The NLRB Division of Advice recently released an Advice Memorandum that opined that an employer policy that prohibited employees from photographing or video recording the Company's premises, processes, operations, or products including confidential information without the Company's permission violated the National Labor Relations Act. This is a common handbook policy that many employers likely have in place. Although the Memorandum is not binding on the Board, it reflects the thinking of a majority on the Board. Employers in represented environments or who may face organizing may, in particular, want to carefully consider whether and under what circumstances to maintain such policies.
The General Counsel relied upon a comparison between Sullivan, Long & Hagerty and Flagstaff Med. Ctr. In Sullivan, Long & Hagerty, the Board concluded management failed to rehire an employee because of his union activities, which included carrying a tape recorder onto the jobsite in connection with a DOL investigation into union election irregularities. 303 N.L.R.B. 1007, 1013 (1991). Comparatively, in Flagstaff Med. Ctr., the Board concluded that a policy prohibiting the use of electronic equipment during work time including "[t]he use of cameras for recording images of patients and/or hospital equipment, property, or facilities is prohibited[,]" did not violate the Act. 357 N.L.R.B. No. 65, slip op. at 4–5. There, the Board found: The rule against photographing hospital property did not expressly restrict Section 7 activity; employees would not reasonably interpret the rule as restricting Section 7 activity; and there is no evidence suggesting the hospital enacted the rule in response to Section 7 activity or applied the rule to prohibit Section 7 activity. With respect to employee reasonableness, the Board noted the weighty privacy interest of hospital patients and the resulting interest the hospital had in preventing wrongful disclosure of individually identifiable health information, which included unauthorized photography (prohibited by the United States Code). The Board therefore concluded in Flagstaff that employees would reasonably interpret the hospital's rule as a legitimate means of protecting privacy rather than a tool to restrain protected activity.
With this as background, the General Counsel concluded in the Advice Memorandum that the portion of the employer's social media policy prohibiting employees from photographing or video recording the employer's property was unlawful. Specifically, the General Counsel opined that the policy's prohibition could reasonably be interpreted to prevent employees from using social media to communicate and share information regarding Section 7 rights through pictures and/or videos. This would include various concerted activities such as?picketing.

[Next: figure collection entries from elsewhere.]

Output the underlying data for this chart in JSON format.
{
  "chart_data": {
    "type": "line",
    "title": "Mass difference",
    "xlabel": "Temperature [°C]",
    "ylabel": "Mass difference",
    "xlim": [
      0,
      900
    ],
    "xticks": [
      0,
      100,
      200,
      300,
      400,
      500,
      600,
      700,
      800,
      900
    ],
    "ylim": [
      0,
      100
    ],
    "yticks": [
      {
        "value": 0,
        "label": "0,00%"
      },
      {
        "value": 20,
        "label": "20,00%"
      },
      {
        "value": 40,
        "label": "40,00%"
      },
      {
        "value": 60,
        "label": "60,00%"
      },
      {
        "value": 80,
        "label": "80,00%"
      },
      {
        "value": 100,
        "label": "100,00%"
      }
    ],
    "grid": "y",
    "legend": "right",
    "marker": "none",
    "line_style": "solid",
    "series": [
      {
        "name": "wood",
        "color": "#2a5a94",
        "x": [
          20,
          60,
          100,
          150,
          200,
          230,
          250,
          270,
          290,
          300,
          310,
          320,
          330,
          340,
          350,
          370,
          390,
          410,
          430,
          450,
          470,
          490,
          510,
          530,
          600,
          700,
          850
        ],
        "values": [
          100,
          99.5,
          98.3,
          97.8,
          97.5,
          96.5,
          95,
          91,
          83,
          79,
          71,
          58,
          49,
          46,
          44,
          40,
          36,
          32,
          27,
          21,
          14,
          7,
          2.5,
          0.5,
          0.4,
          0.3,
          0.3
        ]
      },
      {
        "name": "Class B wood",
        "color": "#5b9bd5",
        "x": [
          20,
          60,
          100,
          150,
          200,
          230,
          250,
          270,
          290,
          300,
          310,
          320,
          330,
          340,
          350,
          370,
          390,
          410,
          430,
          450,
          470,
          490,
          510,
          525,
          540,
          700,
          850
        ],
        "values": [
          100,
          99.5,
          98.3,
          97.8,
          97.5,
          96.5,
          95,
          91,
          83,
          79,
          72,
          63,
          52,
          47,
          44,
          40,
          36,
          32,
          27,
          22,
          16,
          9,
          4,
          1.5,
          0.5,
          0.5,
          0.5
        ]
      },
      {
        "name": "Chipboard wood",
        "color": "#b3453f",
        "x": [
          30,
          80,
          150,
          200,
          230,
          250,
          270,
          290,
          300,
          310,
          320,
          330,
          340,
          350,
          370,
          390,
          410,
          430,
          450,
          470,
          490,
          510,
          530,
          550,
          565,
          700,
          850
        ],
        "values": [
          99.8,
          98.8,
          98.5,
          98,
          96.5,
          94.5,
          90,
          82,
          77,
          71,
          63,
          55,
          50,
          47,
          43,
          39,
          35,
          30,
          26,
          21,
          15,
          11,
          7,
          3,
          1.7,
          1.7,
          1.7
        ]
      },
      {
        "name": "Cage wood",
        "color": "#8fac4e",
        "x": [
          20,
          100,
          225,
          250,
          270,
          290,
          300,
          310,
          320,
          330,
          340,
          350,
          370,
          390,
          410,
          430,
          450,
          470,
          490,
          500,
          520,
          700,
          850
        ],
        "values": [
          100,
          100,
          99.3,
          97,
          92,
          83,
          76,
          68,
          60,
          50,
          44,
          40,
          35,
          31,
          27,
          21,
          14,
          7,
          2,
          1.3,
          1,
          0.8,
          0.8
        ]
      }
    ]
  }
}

It is also noteworthy that the employer's social media policy also prohibited the use of the Company logo, trademark or graphics without the Company's prior written approval. The General Counsel also found this provision illegal. The General Counsel concluded that employees would reasonably understand the rule to prohibit the usage of Company logo, trademark, or graphics on leaflets, cartoons, pickets signs, and other material used to engage in protected Section 7 activity. Long-standing Board law holds that an employer's propriety interests in trademarks do not outweigh their employees' ability to use them to engage in Section 7 activity because such usage is non-commercial and does not infringe on an employer's proprietary interests protected by trademark law. Finally, the General Counsel found no violation with respect to the employer's prohibition against an employee defaming the employer's goods and services through social media.
To avoid unintended complaints from the Board, employers should consider crafting social media guidelines that are carefully tailored to their specific business, products and processes, and avoid overly broad language that might restrict employees' Section 7 rights.